‘Signature’ hotel/condo needs height

Developer for The West Lakefront Hotel and Private Residences seeks additional height to deliver a ‘signature’ downtown building on the waterfront

By John Devine
City Scene Barrie

Barrie’s general committee, a packed council chambers and the city at large were presented with a vision of a ‘signature building’ on the site of the old Lakeview Dairy, one that will produce, if approved, the long-desired hotel presence in the downtown core.
But it comes at a cost, namely a zoning change to permit a height of 39.5 metres, up from the current allowance of 30 metres. Proponents and opponents of the requested height change packed council chambers Monday night to have their say.

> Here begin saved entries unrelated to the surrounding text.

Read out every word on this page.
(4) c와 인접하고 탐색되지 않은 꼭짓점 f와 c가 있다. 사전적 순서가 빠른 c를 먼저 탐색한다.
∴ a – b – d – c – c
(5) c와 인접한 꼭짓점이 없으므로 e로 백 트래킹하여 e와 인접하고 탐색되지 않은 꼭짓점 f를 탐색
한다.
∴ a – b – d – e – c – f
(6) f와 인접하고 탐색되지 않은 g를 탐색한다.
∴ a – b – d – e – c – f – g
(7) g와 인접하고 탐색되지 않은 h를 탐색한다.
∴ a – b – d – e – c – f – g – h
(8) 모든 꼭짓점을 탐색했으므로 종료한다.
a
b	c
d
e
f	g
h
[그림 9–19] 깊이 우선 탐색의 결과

Rendition of The West Lakefront Hotel and Private Residences, as presented at a public meeting on Monday night at City Hall

At issue is B. E. Groupe’s plan to build The West Lakefront Hotel and Private Residences at 185-205 Dunlop Street East, between the road and the North Shore Trail, west of the Flamingo, an existing 26.5-metre residential building.
The site’s history includes the dairy and a shoe factory. Because of its past industrial use, it is deemed a brownfield site.
The last structure standing at the location included a variety of commercial and retail uses. The shoe factory stood adjacent to the dairy, but had ceased operations years before. That building ended its life housing a number of boutiques and a bar. The dairy remained in operation until the whole lot was demolished in the late 80s.
It has been a vacant lot ever since but has been the target of at least three development proposals over the years, at least one of which included a hotel component. Attracting a hotel to the downtown core has been a long-time municipal goal, identified as such in the Downtown Commercial Master Plan. That document envisioned a hotel/convention centre in downtown Barrie, at the northeast corner of Bayfield and Simcoe streets.
One well-known opponent of the height exemption is Janice Laking, mayor of Barrie from 1988 to 2000. She reminded those in attendance, and the viewing public, that it was her council that bought waterfront lots when they became available, to increase public access to the waterfront.
She said development of the waterfront could be positive, but urged council to maintain the 30-metre height limit. “We must develop it … very carefully.”
Residents expressing an opinion included Mike McClelland, who quoted from one of the City’s own planning documents, Downtown Barrie: The Next Wave, to argue current height restrictions should be enforced. The Next Wave encourages the City to “amend the City’s planning documents to restrict the height of buildings adjacent to the waterfront and the historic main streets of the downtown.”
Marty Stollar, a local developer, urged council to ensure the project presented would be the project delivered if the height exemption were granted. Local lawyer Marshall Green urged committee to endorse the project, saying that other significant development plans proposed for the downtown since the 70s have fallen apart for a number of reasons.
Numerous speakers gave their support to the project, including downtown business owners and those hoping to be future residents.
The proposed development would include an open space between the two towers that provides an unfettered view of the bay. The development would not rise above the Algonquin Ridge, the crest of land surrounding the bay, and the shoreline of the ancient glacial Lake Algonquin.
Even at the requested height, the development would have a lower profile along the ridge than several existing buildings, including City Hall.
The project’s pedestrian-use plans also connect with the City’s goals for access to the waterfront trail. The proposal would provide access to the trail through the property,and also envisions a marina.
The developer’s planner, Ray Duhamel of Jones Consulting, told committee that Groupe could build its project at 30 metres, but the result would be one less ‘significant’ than the current proposal, and would be one with “more massing” stretching up to the edges of the property.
Committee was also told the project would help the city meet its intensification goals as laid out in the province’s Places to Grow policy, which identifies Barrie as a growth centre.
A staff report is expected ready for committee on Dec. 5.